THE FACTS On the 21 st November 2010, Mr Andoo reported a case of larceny of his motorcycle, which was valued at about Rs 5,000. He never retrieved his motorcycle. In relation to the larceny of the motorcycle, the Accused was arrested by the police. In a statement given to the police, the Accused explained that in the month of November 2010, he was walking with his friend, one Mr Gevin at Sadally when they saw a motorcycle in private premises. They decided to steal the motorcycle and the Accused kept watch whilst Mr Gevin entered the private premises to commit the larceny of the motorcycle. It was
agreed that if someone would turn up whilst Mr Gevin was committing the larceny, the Accused would whistle.

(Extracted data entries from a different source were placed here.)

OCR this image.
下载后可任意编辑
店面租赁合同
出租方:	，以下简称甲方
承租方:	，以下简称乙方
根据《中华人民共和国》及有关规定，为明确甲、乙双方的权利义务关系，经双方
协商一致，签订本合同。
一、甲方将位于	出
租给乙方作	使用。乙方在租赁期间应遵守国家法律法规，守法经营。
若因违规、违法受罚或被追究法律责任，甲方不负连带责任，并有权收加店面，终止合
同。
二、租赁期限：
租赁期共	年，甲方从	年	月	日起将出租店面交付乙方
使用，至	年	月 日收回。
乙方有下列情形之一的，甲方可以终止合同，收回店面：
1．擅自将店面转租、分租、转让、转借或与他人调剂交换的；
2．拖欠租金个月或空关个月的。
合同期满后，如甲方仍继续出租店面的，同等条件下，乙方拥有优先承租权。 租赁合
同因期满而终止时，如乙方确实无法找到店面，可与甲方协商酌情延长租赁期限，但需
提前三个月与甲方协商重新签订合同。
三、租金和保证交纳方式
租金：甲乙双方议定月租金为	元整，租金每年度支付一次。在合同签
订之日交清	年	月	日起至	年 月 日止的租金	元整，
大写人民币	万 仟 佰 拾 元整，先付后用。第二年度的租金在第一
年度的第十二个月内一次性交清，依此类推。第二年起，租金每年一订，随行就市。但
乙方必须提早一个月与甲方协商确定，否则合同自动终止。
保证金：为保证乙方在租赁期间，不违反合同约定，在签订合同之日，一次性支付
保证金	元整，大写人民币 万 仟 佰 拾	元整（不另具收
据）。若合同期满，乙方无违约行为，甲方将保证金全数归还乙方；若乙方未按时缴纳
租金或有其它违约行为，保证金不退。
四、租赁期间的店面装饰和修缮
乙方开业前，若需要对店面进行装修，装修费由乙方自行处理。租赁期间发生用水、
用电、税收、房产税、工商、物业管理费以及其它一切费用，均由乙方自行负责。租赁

OBSERVATIONS The Accused stands charged with the offence of aiding and abetting the author of a misdemeanor, that is he kept watch whilst his friend committed a larceny. In so doing, he has been deemed to be an accomplice. The definition of an accomplice has been laid down in Garraud, vol III page 97, as follows: «l 'auteur est celui qui commet les actes matériels constitutifs du crime ou du délit ou ceux qui sont nécessaires à cette exécution: par exemple dans le vol, l'auteur est l'individu qui s'empare des valeurs ou qui aide à 1'effraction du coffre fort … Le complice est celui qui accomplit des actes qui, sans faire partie de 1'exécution du délit on être nécessaires à cette exécution, le facilitent par une aide ou une assistance. Il n'est que complice, par exemple celui qui aide l'auteur d'un vol en faisant le guet ou en tenant une échelle … Les actes d'aide ou d'assistance dans la consommation d'un délit ne sont pas les actes du délit » In the case of ANTONIO J VS THE STATE (2011) SCJ 199, the Court cited in approval the case of GHURBURN VS R (1990) MR 206 , to explain the purport of an accomplice, as follows: “the participation of an accomplice in a larceny as opposed to that of a co- author involves an acte extrinseque which only tends to prepare or facilitate the commission of the larceny (…)”. In the present case, the ‘acte extrinseque’ would constitute of the act of the Accused to keep watch and to whistle if necessary whilst his friend committed the offence of larceny.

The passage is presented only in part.